With these thoughts on the table, let us return to the question that opened the chapter:
How should policy deal with the twin realities that people differ in intelligence for reasons that are not their fault and that intelligence has a powerful bearing on how well people do in life?
The answer turns us back to the ancient concern with place.
The broadest goal is a society in which people throughout the functional range of intelligence can find, and feel they have found, a valued place for themselves. For “valued place,” we offer a pragmatic definition:
You occupy a valued place if other people would miss you if you were gone.

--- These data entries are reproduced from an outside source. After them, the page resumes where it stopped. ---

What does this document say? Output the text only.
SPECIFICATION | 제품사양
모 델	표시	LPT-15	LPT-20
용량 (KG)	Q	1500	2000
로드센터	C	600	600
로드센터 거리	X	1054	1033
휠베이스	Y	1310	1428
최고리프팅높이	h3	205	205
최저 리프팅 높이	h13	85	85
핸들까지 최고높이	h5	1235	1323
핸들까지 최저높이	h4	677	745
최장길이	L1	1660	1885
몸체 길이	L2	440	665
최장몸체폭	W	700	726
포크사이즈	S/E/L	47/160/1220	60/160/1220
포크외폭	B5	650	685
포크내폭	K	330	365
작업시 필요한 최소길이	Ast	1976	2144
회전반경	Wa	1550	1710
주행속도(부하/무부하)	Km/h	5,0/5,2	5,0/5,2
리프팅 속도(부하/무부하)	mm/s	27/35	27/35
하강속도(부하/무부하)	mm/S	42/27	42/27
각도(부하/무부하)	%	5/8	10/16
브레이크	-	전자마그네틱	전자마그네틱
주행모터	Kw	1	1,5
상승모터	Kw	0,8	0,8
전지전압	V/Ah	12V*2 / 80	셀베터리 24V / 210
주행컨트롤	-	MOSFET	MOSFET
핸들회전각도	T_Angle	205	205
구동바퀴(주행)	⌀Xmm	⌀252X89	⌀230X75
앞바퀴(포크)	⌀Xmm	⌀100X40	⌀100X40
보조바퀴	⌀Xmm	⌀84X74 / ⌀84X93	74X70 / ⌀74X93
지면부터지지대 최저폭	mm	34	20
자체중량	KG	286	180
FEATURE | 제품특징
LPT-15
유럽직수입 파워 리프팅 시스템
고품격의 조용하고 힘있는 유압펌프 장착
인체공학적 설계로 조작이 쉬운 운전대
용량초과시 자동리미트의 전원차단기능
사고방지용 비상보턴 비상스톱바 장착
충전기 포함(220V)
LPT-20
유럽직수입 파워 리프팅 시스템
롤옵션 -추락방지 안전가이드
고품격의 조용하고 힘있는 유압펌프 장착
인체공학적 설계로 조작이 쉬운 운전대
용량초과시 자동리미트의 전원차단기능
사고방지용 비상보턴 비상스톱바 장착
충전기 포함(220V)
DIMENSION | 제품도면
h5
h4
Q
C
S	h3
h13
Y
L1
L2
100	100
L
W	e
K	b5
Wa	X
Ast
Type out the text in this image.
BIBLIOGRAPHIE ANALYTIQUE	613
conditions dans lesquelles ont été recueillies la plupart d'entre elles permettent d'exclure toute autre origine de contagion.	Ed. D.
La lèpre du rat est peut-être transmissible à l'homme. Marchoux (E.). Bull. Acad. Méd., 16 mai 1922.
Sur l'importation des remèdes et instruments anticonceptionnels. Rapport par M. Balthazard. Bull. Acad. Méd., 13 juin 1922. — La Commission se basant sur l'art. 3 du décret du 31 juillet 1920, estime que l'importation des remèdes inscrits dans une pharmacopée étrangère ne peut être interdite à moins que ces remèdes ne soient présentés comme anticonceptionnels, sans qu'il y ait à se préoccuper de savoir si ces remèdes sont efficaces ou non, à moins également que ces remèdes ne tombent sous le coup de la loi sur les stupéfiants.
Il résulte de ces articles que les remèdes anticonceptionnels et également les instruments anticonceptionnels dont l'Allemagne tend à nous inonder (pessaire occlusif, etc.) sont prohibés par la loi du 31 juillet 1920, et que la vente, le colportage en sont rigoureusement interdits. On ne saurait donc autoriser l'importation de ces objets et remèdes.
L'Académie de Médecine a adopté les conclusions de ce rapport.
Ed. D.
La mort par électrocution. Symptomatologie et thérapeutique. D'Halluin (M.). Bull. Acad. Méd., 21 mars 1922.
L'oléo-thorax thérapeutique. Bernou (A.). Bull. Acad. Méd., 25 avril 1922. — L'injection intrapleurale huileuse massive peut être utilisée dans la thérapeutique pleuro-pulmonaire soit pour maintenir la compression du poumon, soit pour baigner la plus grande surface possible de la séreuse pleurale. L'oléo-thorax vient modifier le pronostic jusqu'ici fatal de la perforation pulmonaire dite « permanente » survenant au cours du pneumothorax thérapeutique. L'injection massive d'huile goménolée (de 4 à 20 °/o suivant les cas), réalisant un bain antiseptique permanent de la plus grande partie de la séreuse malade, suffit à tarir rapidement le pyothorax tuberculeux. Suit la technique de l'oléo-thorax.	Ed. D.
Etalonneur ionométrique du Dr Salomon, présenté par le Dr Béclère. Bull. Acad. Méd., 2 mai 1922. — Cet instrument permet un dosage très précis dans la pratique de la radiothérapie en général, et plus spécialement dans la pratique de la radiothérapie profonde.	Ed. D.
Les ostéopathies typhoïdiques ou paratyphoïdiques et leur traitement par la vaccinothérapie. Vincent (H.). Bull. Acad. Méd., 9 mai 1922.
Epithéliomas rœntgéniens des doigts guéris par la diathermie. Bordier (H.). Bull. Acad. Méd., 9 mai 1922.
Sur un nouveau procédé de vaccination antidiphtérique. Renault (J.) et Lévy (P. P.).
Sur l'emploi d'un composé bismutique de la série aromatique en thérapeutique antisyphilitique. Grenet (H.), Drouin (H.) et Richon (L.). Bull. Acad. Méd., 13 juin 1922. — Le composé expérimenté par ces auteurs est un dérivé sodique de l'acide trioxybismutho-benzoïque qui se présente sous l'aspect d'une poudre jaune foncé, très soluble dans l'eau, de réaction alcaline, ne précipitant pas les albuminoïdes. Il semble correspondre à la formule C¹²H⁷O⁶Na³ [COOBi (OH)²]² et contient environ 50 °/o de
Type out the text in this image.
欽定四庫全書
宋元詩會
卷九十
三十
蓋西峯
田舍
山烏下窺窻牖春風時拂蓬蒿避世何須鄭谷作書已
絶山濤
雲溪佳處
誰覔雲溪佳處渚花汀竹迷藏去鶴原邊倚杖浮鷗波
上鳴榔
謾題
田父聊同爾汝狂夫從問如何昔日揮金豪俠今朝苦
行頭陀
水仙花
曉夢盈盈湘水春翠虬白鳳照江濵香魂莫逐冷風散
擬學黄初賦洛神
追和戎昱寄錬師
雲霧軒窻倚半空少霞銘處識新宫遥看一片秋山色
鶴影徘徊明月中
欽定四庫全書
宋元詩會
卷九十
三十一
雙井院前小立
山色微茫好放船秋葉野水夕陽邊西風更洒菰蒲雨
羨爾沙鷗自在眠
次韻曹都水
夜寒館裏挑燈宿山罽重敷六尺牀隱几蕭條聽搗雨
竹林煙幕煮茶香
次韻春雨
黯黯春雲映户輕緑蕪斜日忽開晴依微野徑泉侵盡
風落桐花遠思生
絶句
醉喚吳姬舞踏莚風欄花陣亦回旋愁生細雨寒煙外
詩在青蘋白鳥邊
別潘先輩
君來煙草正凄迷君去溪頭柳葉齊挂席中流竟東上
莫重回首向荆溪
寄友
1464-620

The fact that you would be missed
means
that you were valued. Both the quality and quantity of valued places are important. Most people hope to find a soulmate for life, and that means someone who would “miss you” in the widest and most intense way. The definition captures the reason why children are so important in defining a valued place. But besides the quality of the valuing, quantity too is important. If a single person would miss you and no one else, you have a fragile hold on your place in society, no matter how much that one person cares for you. To have many different people who would miss you, in many different parts of your life and at many levels of intensity, is a hallmark of a person whose place is well and thoroughly valued. One way of thinking about policy options is to ask whether they aid or obstruct this goal of creating valued places.